As the Tax Court acknowledged, § 469 does not refer to S corporations at all. The statute specifically applies to “taxpayers” who are individuals, estates, trusts, closely held C corporations, and personal service corporations.13 An associated regulation defining certain passive activities, including rental activities, specifies:

This section sets forth the rules for grouping a taxpayer’s trade or business activities and rental activities for purposes of applying the passive activity loss and credit limitation rules of section 469. A taxpayer’s activities include those conducted through C corporations that are subject to section 469, S corporations, and partnerships.

Citing substantial authority, the Tax Court concluded that § 469 did not need to specifically refer to S corporations because S corporations are merely pass-through entities , and its individual shareholders are the ultimate taxpayers.

They took another shot with the argument that BEK Real Estate Holdings did not materially participate in BEK Medical.  That did not work either.

We agree with the Tax Court that there is no basis for the Petitioners’ reading of the regulation. As noted above, Treasury Regulation § 1.469—2(f)(6) classifies rental income as nonpassive if the property “s rented for use in a trade or business activity in which the taxpayer materially participates.” As explained above, the S corporation, BEK Real Estate, is not the taxpayer for purposes of§ 469 or the associated regulation. Rather, BEK Real Estate is only a pass-through entity; the Petitioners are the taxpayers.
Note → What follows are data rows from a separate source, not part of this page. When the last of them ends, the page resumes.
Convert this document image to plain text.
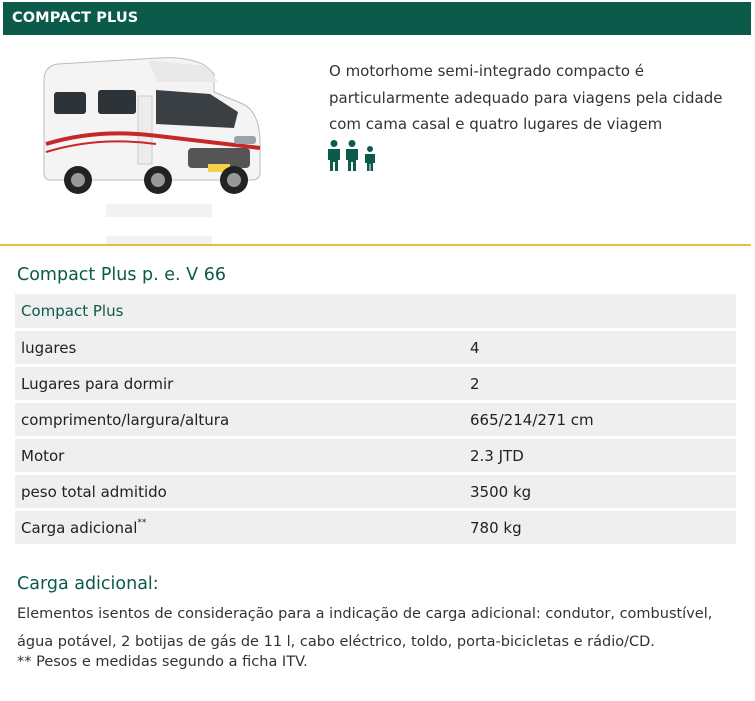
COMPACT PLUS
O motorhome semi-integrado compacto é particularmente adequado para viagens pela cidade com cama casal e quatro lugares de viagem
Compact Plus p. e. V 66
Compact Plus	
lugares	4
Lugares para dormir	2
comprimento/largura/altura	665/214/271 cm
Motor	2.3 JTD
peso total admitido	3500 kg
Carga adicional**	780 kg
Carga adicional:
Elementos isentos de consideração para a indicação de carga adicional: condutor, combustível, água potável, 2 botijas de gás de 11 l, cabo eléctrico, toldo, porta-bicicletas e rádio/CD.
** Pesos e medidas segundo a ficha ITV.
Thus, the proper focus is not on BEK Real Estate, a non-taxpayer S corporation, but on the actual taxpayers, the Petitioners.

Chevron

It is worth noting that even though the taxpayers did not have a really good commons sense argument, they did have an argument.  There are some areas of the Code where partnerships and S Corporations are recognized as “taxpayers” – making elections, having distinct accounting methods and engaging in transactions with owners for example.  Who knows maybe if they had gotten this up to the Supremes, the late Justice Scalia, God rest his soul, would have been on their side from a strict textual reading.  Or maybe not.

By the way, speaking of Justice Scalia, Jack Townsend in Federal Tax Procedures has a really nice piece on the justice’s influence on “Chevron Deference”.  The idea is that courts should, when possible defer to administrative interpertations of statutes. The Fifth Circuit quoted Chevron in the Williams decision.

This circuit has held that Treasury Regulation § 1.469-2(f)(6) is valid because it is not “arbitrary, capricious, or manifestly contrary to the statute.”

RIP Justice Scalia

Like many others, I will be watching with bated breath the drama of selecting Justice Scalia’ successor. One of my friends has suggested that we could really shake things up by letting a Protestant on.  I was thinking that there needs to be some consideration of georgraphic diversity, so that preference should be given to somebody from Staten Island, since the other boroughs have had their turn. Having a fellow graduate of Xavier High School being the most colorful Supreme has been a running gag on my blog for quite a while now, so I’m hoping for another, but that’s a lot to ask for.